Add the $85 of electricity we’ve used to power our home in the last 81 days to the $1,007 in “gasoline” savings we’ve amassed so far, and we’ve generated nearly $1,100 worth of savings — in less than three months!
Of course, the out-of-pocket costs for our 5.59 kW solar system were $8,500, which means we’ve got $7,400 to go before we break even.
Break-even point = 3 ½ years But our break-even point is going to come soon. In fact, thanks to the fact that our solar system is acting not only as a home electricity provider but as an auto-fueling system, this break-even point is going to come far sooner than it would have in a traditional solar payback situation in which payback is calculated based on the home electricity savings only.
At the current rate, we’ll hit payback for our solar system in approximately 3 ½ years — and that’s not even accounting for inflation in electricity rates or gasoline. After that, we’ll be pumping free sunlight generated electricity into our electric car for 20 or more years – this while electricity rates and gasoline costs continue to go up, up, up.
Here are numbers I’m using to calculate the $1,000 in gasoline savings we’ve generated so far, as well as for the long-term solar system payback projections:
$3 per gallon of gasoline
1 kWh = 4 EV miles
If you increase the miles per gallon average, our current savings picture isn’t quite so dramatic. But it’s still very good. At 30 m.p.g., in the last 81 days, we’ve amassed $672 worth of “gasoline” savings via our home solar system. At 40 m.p.g., we’re at $503 of “gasoline” savings. And even when we plug a whopping 50 m.p.g. into our equation, our savings still come in at $403!
Banking Sun Miles™ for the future It’s worth crunching the numbers in the other direction as well.
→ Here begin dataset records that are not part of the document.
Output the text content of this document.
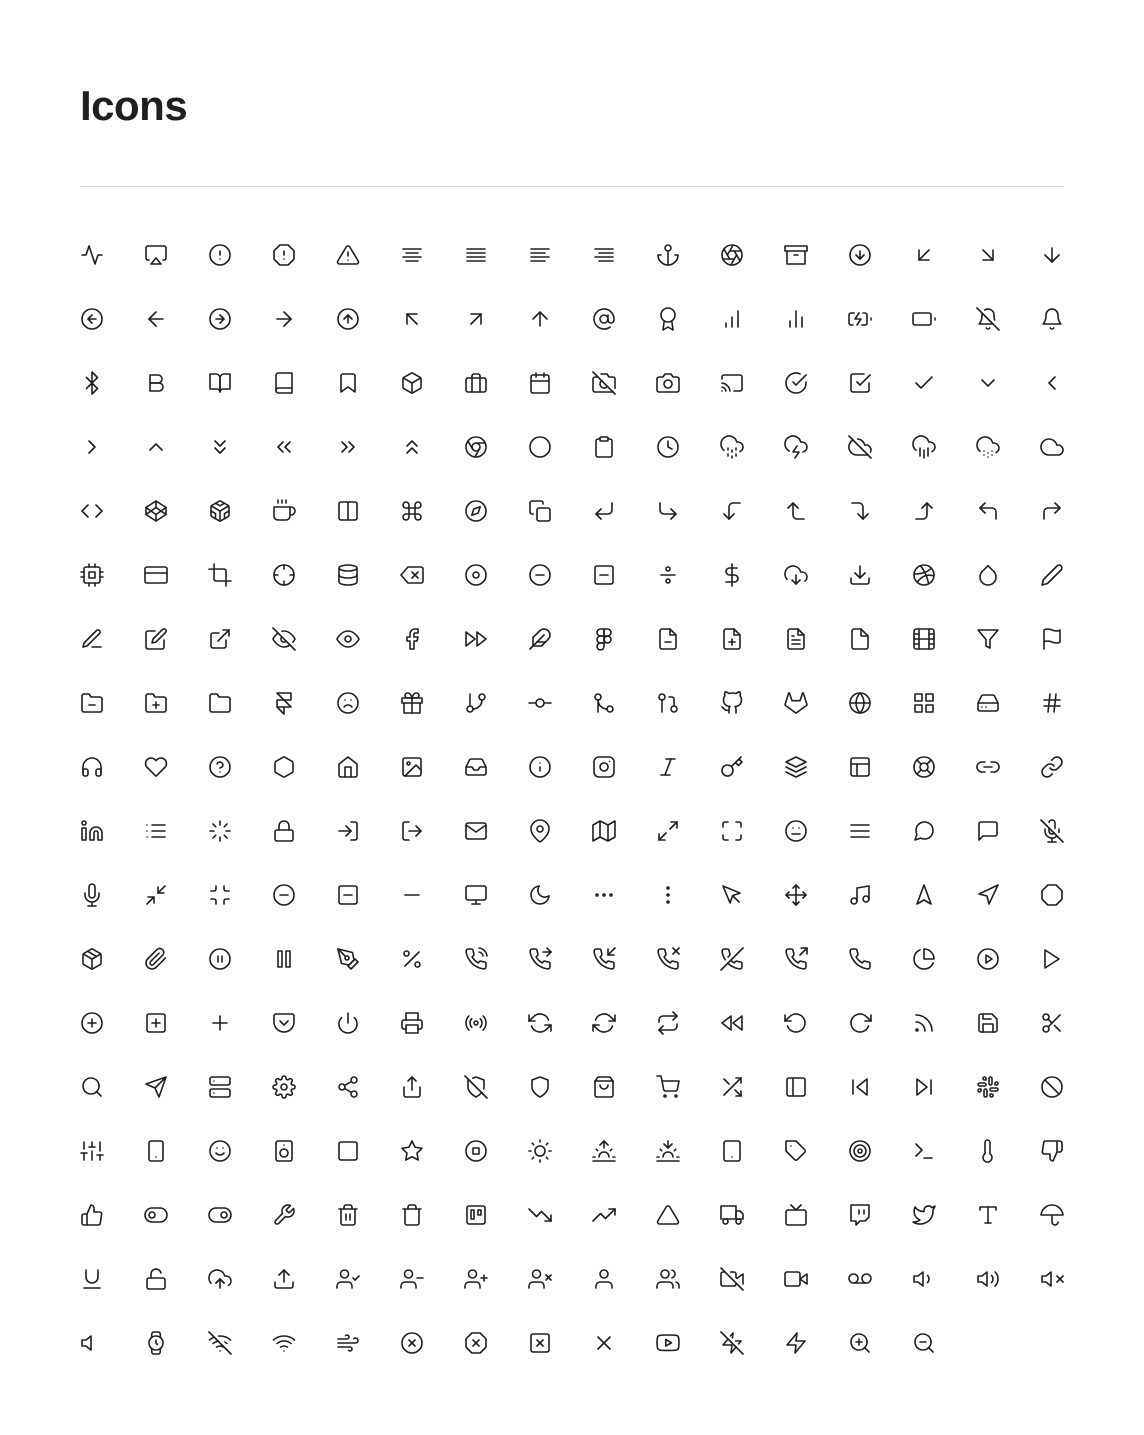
Icons
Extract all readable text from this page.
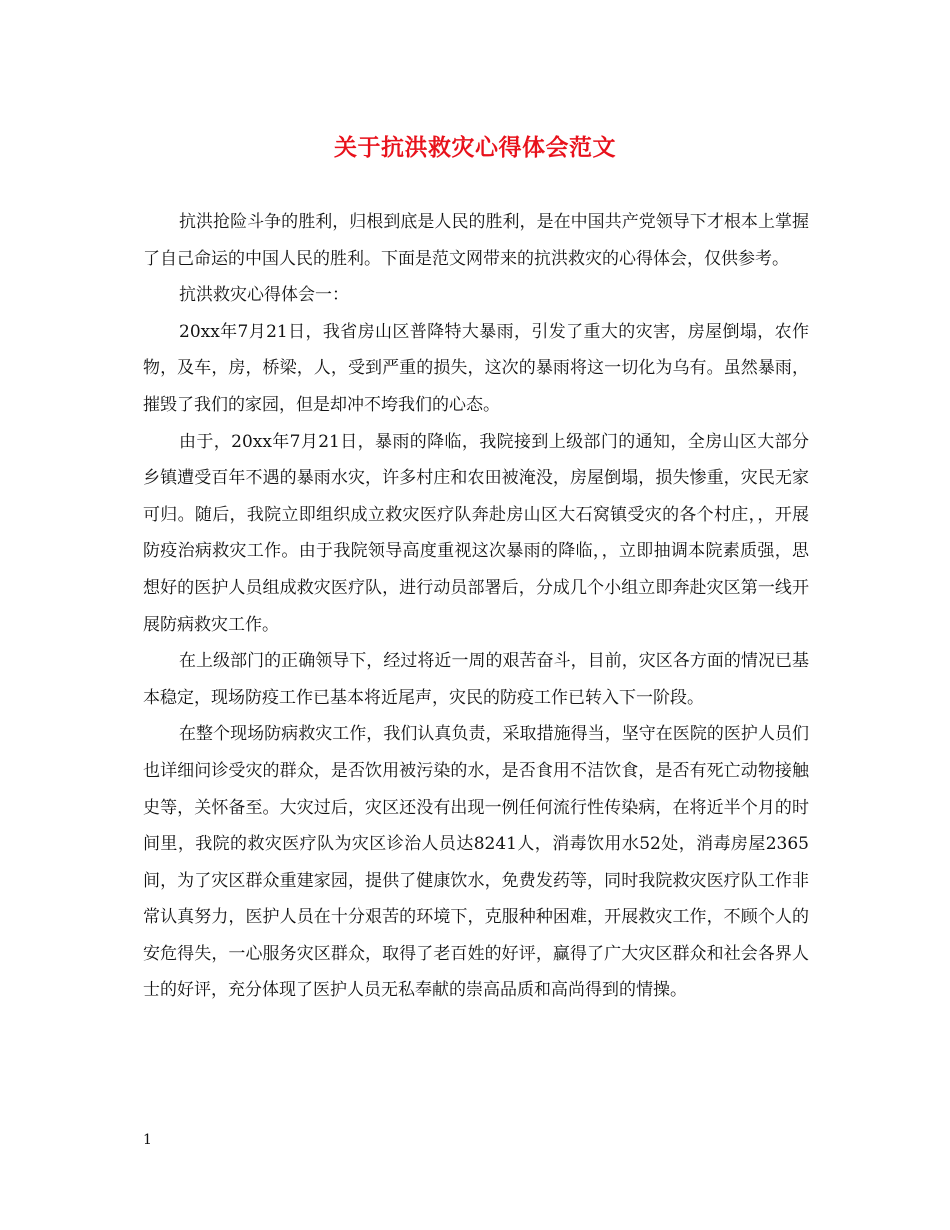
关于抗洪救灾心得体会范文

抗洪抢险斗争的胜利，归根到底是人民的胜利，是在中国共产党领导下才根本上掌握了自己命运的中国人民的胜利。下面是范文网带来的抗洪救灾的心得体会，仅供参考。

抗洪救灾心得体会一：

20xx年7月21日，我省房山区普降特大暴雨，引发了重大的灾害，房屋倒塌，农作物，及车，房，桥梁，人，受到严重的损失，这次的暴雨将这一切化为乌有。虽然暴雨，摧毁了我们的家园，但是却冲不垮我们的心态。

由于，20xx年7月21日，暴雨的降临，我院接到上级部门的通知，全房山区大部分乡镇遭受百年不遇的暴雨水灾，许多村庄和农田被淹没，房屋倒塌，损失惨重，灾民无家可归。随后，我院立即组织成立救灾医疗队奔赴房山区大石窝镇受灾的各个村庄，，开展防疫治病救灾工作。由于我院领导高度重视这次暴雨的降临，，立即抽调本院素质强，思想好的医护人员组成救灾医疗队，进行动员部署后，分成几个小组立即奔赴灾区第一线开展防病救灾工作。

在上级部门的正确领导下，经过将近一周的艰苦奋斗，目前，灾区各方面的情况已基本稳定，现场防疫工作已基本将近尾声，灾民的防疫工作已转入下一阶段。

在整个现场防病救灾工作，我们认真负责，采取措施得当，坚守在医院的医护人员们也详细问诊受灾的群众，是否饮用被污染的水，是否食用不洁饮食，是否有死亡动物接触史等，关怀备至。大灾过后，灾区还没有出现一例任何流行性传染病，在将近半个月的时间里，我院的救灾医疗队为灾区诊治人员达8241人，消毒饮用水52处，消毒房屋2365间，为了灾区群众重建家园，提供了健康饮水，免费发药等，同时我院救灾医疗队工作非常认真努力，医护人员在十分艰苦的环境下，克服种种困难，开展救灾工作，不顾个人的安危得失，一心服务灾区群众，取得了老百姓的好评，赢得了广大灾区群众和社会各界人士的好评，充分体现了医护人员无私奉献的崇高品质和高尚得到的情操。

1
Gasoline prices are far higher in much of Europe and Asia than they are in the U.S. Furthermore, gasoline prices in the U.S., and elsewhere, are sure to rise between now and the approximately 1 ½ years we’ll be banking future Sun Miles™ before we’ll be able to purchase an electric car here in Colorado.
For example, let’s assume a per gallon cost of $5 and 20 m.p.g. With these figures, in just 81 days of using our home solar system to generate and bank kWh to power a future EV, we’ve amassed $1,679 worth of “gasoline” savings.
So much for claims that solar is “too expensive”.
To the contrary, if you use your home solar system to power your home and a future electric car, you’re going to save money on fueling costs — potentially quite a lot of money — as our individual case clearly illustrates.